Kalle Valo <[email protected]> writes:

> Hi Steve,
>
> Steve French <[email protected]> writes:
>
>> Noticed this crash in the Linux kernel Wifi driver on boot a few
>> minutes ago immediately after updating to latest mainline kernel about
>> an hour ago. I didn't see it last week and certainly not in 5.4.
>
> please CC linux-wireless on all wireless related problems, we don't
> follow lkml very closely and I found your email just by chance.
>
> Full warning below. Steve is using iwlwifi.

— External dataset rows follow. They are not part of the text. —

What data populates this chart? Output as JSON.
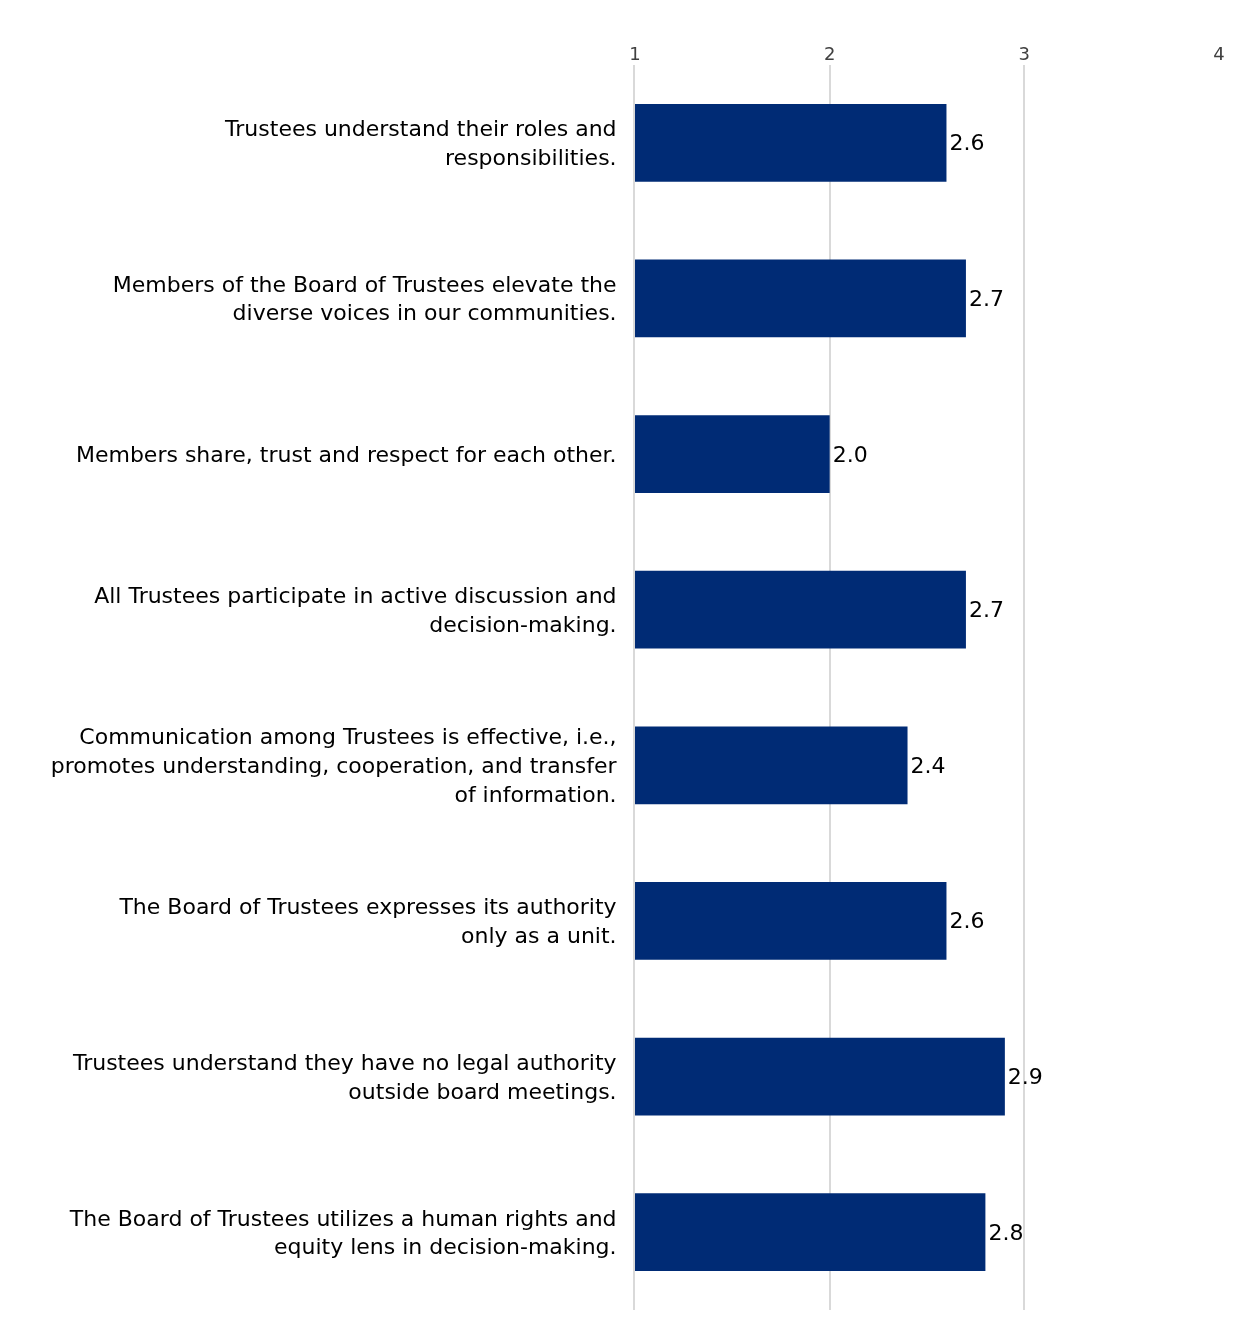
{
  "chart_data": {
    "type": "bar",
    "orientation": "horizontal",
    "categories": [
      "Trustees understand their roles and responsibilities.",
      "Members of the Board of Trustees elevate the diverse voices in our communities.",
      "Members share, trust and respect for each other.",
      "All Trustees participate in active discussion and decision-making.",
      "Communication among Trustees is effective, i.e., promotes understanding, cooperation, and transfer of information.",
      "The Board of Trustees expresses its authority only as a unit.",
      "Trustees understand they have no legal authority outside board meetings.",
      "The Board of Trustees utilizes a human rights and equity lens in decision-making."
    ],
    "values": [
      2.6,
      2.7,
      2.0,
      2.7,
      2.4,
      2.6,
      2.9,
      2.8
    ],
    "value_labels": [
      "2.6",
      "2.7",
      "2.0",
      "2.7",
      "2.4",
      "2.6",
      "2.9",
      "2.8"
    ],
    "color": "#002b75",
    "xlim": [
      1,
      4
    ],
    "xticks": [
      1,
      2,
      3,
      4
    ],
    "grid": "x"
  }
}
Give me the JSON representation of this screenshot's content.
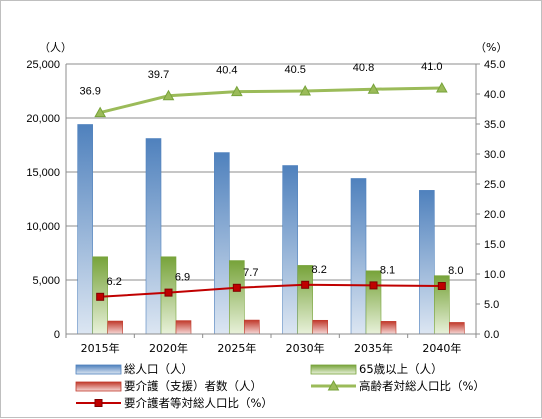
{
  "chart_data": {
    "type": "bar",
    "categories": [
      "2015年",
      "2020年",
      "2025年",
      "2030年",
      "2035年",
      "2040年"
    ],
    "y_left": {
      "unit_label": "（人）",
      "ylim": [
        0,
        25000
      ],
      "ticks": [
        "0",
        "5,000",
        "10,000",
        "15,000",
        "20,000",
        "25,000"
      ]
    },
    "y_right": {
      "unit_label": "（%）",
      "ylim": [
        0,
        45
      ],
      "ticks": [
        "0.0",
        "5.0",
        "10.0",
        "15.0",
        "20.0",
        "25.0",
        "30.0",
        "35.0",
        "40.0",
        "45.0"
      ]
    },
    "grid": true,
    "legend_position": "bottom",
    "series": [
      {
        "name": "総人口（人）",
        "type": "bar",
        "axis": "left",
        "color": "#4f81bd",
        "values": [
          19400,
          18100,
          16800,
          15600,
          14400,
          13300
        ]
      },
      {
        "name": "65歳以上（人）",
        "type": "bar",
        "axis": "left",
        "color": "#9bbb59",
        "values": [
          7150,
          7150,
          6800,
          6350,
          5850,
          5400
        ]
      },
      {
        "name": "要介護（支援）者数（人）",
        "type": "bar",
        "axis": "left",
        "color": "#c0504d",
        "values": [
          1200,
          1240,
          1290,
          1270,
          1170,
          1070
        ]
      },
      {
        "name": "高齢者対総人口比（%）",
        "type": "line",
        "axis": "right",
        "color": "#9bbb59",
        "marker": "triangle",
        "values": [
          36.9,
          39.7,
          40.4,
          40.5,
          40.8,
          41.0
        ],
        "labels": [
          "36.9",
          "39.7",
          "40.4",
          "40.5",
          "40.8",
          "41.0"
        ]
      },
      {
        "name": "要介護者等対総人口比（%）",
        "type": "line",
        "axis": "right",
        "color": "#c00000",
        "marker": "square",
        "values": [
          6.2,
          6.9,
          7.7,
          8.2,
          8.1,
          8.0
        ],
        "labels": [
          "6.2",
          "6.9",
          "7.7",
          "8.2",
          "8.1",
          "8.0"
        ]
      }
    ]
  }
}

Right, we already got a similar report off-list, but with a different
stack trace. I was going to try to reproduce this on my own machine
today. However, the fact that this includes the iwl_mvm_tx_reclaim()
function may be a hint; that code seems to be reusing skbs without
freeing them?

If I'm reading the code correctly, it seems the reuse leads to the same
skb being passed to ieee80211_tx_status() multiple times; the driver is
clearing info->status, but since we added the info->tx_time_est field,
that would lead to double-accounting of that SKB, which would explain
the warning?

Can someone familiar with iwlwifi confirm that this is indeed what that
code is supposed to be doing? If it is, I think it needs the patch
below; however, if I'm wrong, then clearing the field could lead to the
opposite problem (that skbs fail to be accounted at all), which would
lead to the queue being throttled because the limit gets too high and is
never brought back down...

-Toke


diff --git a/drivers/net/wireless/intel/iwlwifi/mvm/tx.c b/drivers/net/wireless/intel/iwlwifi/mvm/tx.c
index dc5c02fbc65a..7d822445730c 100644
--- a/drivers/net/wireless/intel/iwlwifi/mvm/tx.c
+++ b/drivers/net/wireless/intel/iwlwifi/mvm/tx.c
@@ -1848,6 +1848,7 @@ static void iwl_mvm_tx_reclaim(struct iwl_mvm *mvm, int sta_id, int tid,
iwl_trans_free_tx_cmd(mvm->trans, info->driver_data[1]);

memset(&info->status, 0, sizeof(info->status));
+ info->tx_time_est = 0;
/* Packet was transmitted successfully, failures come as single
* frames because before failing a frame the firmware transmits
* it without aggregation at least once.

2019-12-09 14:12:32

by Toke Høiland-Jørgensen

[permalink] [raw]
Subject: Re: 5.5-rc1 oops on boot in 802.11 kernel driver

Toke Høiland-Jørgensen <[email protected]> writes:

> Kalle Valo <[email protected]> writes:
>
>> Hi Steve,
>>
>> Steve French <[email protected]> writes:
>>
>>> Noticed this crash in the Linux kernel Wifi driver on boot a few
>>> minutes ago immediately after updating to latest mainline kernel about
>>> an hour ago. I didn't see it last week and certainly not in 5.4.
>>
>> please CC linux-wireless on all wireless related problems, we don't
>> follow lkml very closely and I found your email just by chance.
>>
>> Full warning below. Steve is using iwlwifi.
>
> Right, we already got a similar report off-list, but with a different
> stack trace. I was going to try to reproduce this on my own machine
> today. However, the fact that this includes the iwl_mvm_tx_reclaim()
> function may be a hint; that code seems to be reusing skbs without
> freeing them?
>
> If I'm reading the code correctly, it seems the reuse leads to the same
> skb being passed to ieee80211_tx_status() multiple times; the driver is
> clearing info->status, but since we added the info->tx_time_est field,
> that would lead to double-accounting of that SKB, which would explain
> the warning?
>
> Can someone familiar with iwlwifi confirm that this is indeed what that
> code is supposed to be doing? If it is, I think it needs the patch
> below; however, if I'm wrong, then clearing the field could lead to the
> opposite problem (that skbs fail to be accounted at all), which would
> lead to the queue being throttled because the limit gets too high and is
> never brought back down...

Right, and now I did boot up my own laptop with the -next kernel, and
tested the patch. It definitely breaks things, so that was not the
issue. However, I don't get the WARN_ON either, so don't have any better
ideas. I guess we'll have to wait for someone who actually knows the
iwlwifi driver to take a look at this :)

-Toke